ALBANY -- This year's 41st annual Freihofer's Run for Women 5k has shaped up to be a "Whorunnit?" game of Clue.
Will it be the veteran in the park with the Freihofer's resume?
Will it be the newcomer on the Washington Avenue finish with the good downhill strength?
There have been years when an obvious favorite, like Lynn Jennings or Benita Johnson, has shown up, but 2019 is not one of those years.
So, since nobody seems to have a good read on how the race will shape up at 9 a.m. Saturday, spectators could be treated to an exciting finish. One thing is certain, the Freihofer's Run has assembled its typically strong elite field of pros, and even though it makes sense to tab Diane Nukuri as the top contender after her third-place finish here last year, it's anybody's race to win.
"I am thinking I'm just going to take it out like we're doing a 400 meters," Nukuri said. "Go out, see if I'm feeling good. I really don't know what to expect, because I really didn't get ready for it. I'm just looking forward to being part of it."
"I think for one of the first times, there's no clearcut favorite, which is good," Freihofer's Run elite athlete coordinator John Tope said. "We have a chance of having everybody run together for a long time.
"Obviously, I think they'll be looking at Diane, but she is coming off a marathon and hasn't done a lot of speed work. I don't know how that's going to affect her. It may play out better for her, because she probably won't go to the lead like she did last time. It could rein her in just a bit, which could play to her advantage."
Nukuri, a three-time Olympian for her native Burundi and a dual citizen from the U.S., ran the Prague Marathon in early May, so she's not sure what she can do with such a severe dropdown in distance a scant month later.
That could open the door for a Freihofer's Run newcomer, like Elaina Tabb, who is coming off a 15:38 at the B.A.A. 5k in Boston, or Kaylee Flanagan, who followed her sister to the University of Washington and now is following in her footsteps at Freihofer's.
Both got a first look at the course, which goes uphill from City Hall on Washington Ave., takes a tour of the hills in Washington Park, and finishes back down the same hill for a lightning-fast finish that could play as an advantage to someone like Tabb.
"The BAA 5k is a pretty fast course; it's pretty pancake-flat," she said. "This one, the good thing about the race is that I really don't care much about my time, I'm just going for place.
"You read the competition and gauge the effort for the first mile. It should feel hard, but you should be within yourself knowing you've got some rolling hills. I'm a strong downhill runner, so I want to capitalize over that last mile."
Like Nukuri, Flanagan is dropping down in distance after post a 10-mile personal record 55:57 (5:36 mile pace) at SACTOWN in California on April 7.

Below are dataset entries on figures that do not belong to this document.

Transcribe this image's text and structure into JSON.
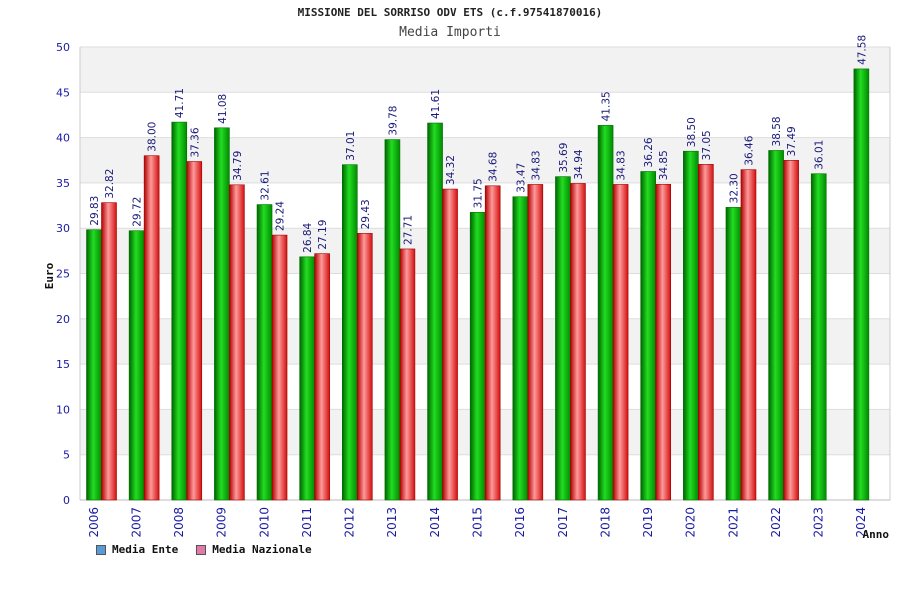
{
  "chart_data": {
    "type": "bar",
    "title": "MISSIONE DEL SORRISO ODV ETS (c.f.97541870016)",
    "subtitle": "Media Importi",
    "xlabel": "Anno",
    "ylabel": "Euro",
    "ylim": [
      0,
      50
    ],
    "yticks": [
      0,
      5,
      10,
      15,
      20,
      25,
      30,
      35,
      40,
      45,
      50
    ],
    "grid": true,
    "legend_position": "bottom-left",
    "categories": [
      "2006",
      "2007",
      "2008",
      "2009",
      "2010",
      "2011",
      "2012",
      "2013",
      "2014",
      "2015",
      "2016",
      "2017",
      "2018",
      "2019",
      "2020",
      "2021",
      "2022",
      "2023",
      "2024"
    ],
    "series": [
      {
        "name": "Media Ente",
        "color": "#00b000",
        "legend_color": "#5b9bd5",
        "values": [
          29.83,
          29.72,
          41.71,
          41.08,
          32.61,
          26.84,
          37.01,
          39.78,
          41.61,
          31.75,
          33.47,
          35.69,
          41.35,
          36.26,
          38.5,
          32.3,
          38.58,
          36.01,
          47.58
        ],
        "labels": [
          "29.83",
          "29.72",
          "41.71",
          "41.08",
          "32.61",
          "26.84",
          "37.01",
          "39.78",
          "41.61",
          "31.75",
          "33.47",
          "35.69",
          "41.35",
          "36.26",
          "38.50",
          "32.30",
          "38.58",
          "36.01",
          "47.58"
        ]
      },
      {
        "name": "Media Nazionale",
        "color": "#e02020",
        "legend_color": "#e07aa8",
        "values": [
          32.82,
          38.0,
          37.36,
          34.79,
          29.24,
          27.19,
          29.43,
          27.71,
          34.32,
          34.68,
          34.83,
          34.94,
          34.83,
          34.85,
          37.05,
          36.46,
          37.49,
          null,
          null
        ],
        "labels": [
          "32.82",
          "38.00",
          "37.36",
          "34.79",
          "29.24",
          "27.19",
          "29.43",
          "27.71",
          "34.32",
          "34.68",
          "34.83",
          "34.94",
          "34.83",
          "34.85",
          "37.05",
          "36.46",
          "37.49",
          "",
          ""
        ]
      }
    ]
  }
}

Her older sister Lindsay was seventh last year and ninth in 2015, when Nukuri was seventh.
"Lindsay said there's nothing like standing on the starting line, where there's only women surrounding you," Kaylee Flanagan said. "It's such an empowering moment. Since last year, she told me, 'You need to do it, you need to do it.'
"She told me there is a slight uphill and to be careful on that, but then you just cruise down to the finish. I've been racing the last four weeks, so we'll see if this is another one in the racing cycle. I haven't run a 5k in awhile, so this'll be a chance to get those wheels turning.
"I think it's going to be fast, so I'll try to hold on during the uphill, then when I get to the park, stick with the pack, look who's around me, then hopefully cruise on in to the finish."
"I saw her doing some strides coming down the hill, and she looked great," Tope said. "Meghan Peyton is a veteran here. We've got a nice blend of people who have run here before and probably know the course a little better than some of the others.
"Then you've got some up-and-coming people that are looking to make a name. It could be a good race to watch for spectators. Lindsey Scherf, I think of her more as a distance person, but for some reason this course fits her, so I think she could be interesting."
Scherf, a former three-time NCAA Division I All-American at Harvard, was third (16:10) at Freihofer's in 2017.
The elite field also includes Nukuri's former University of Iowa teammate Meghan Peyton, Maddie Van Beek, Katie Matthews and Saratoga Springs High senior Kelsey Chmiel, who is squeezing in the Freihofer's between the Section II state qualifier this week and the state meet next weekend.
As of Friday afternoon, there were 3,365 participants entered in the Freihofer's Run.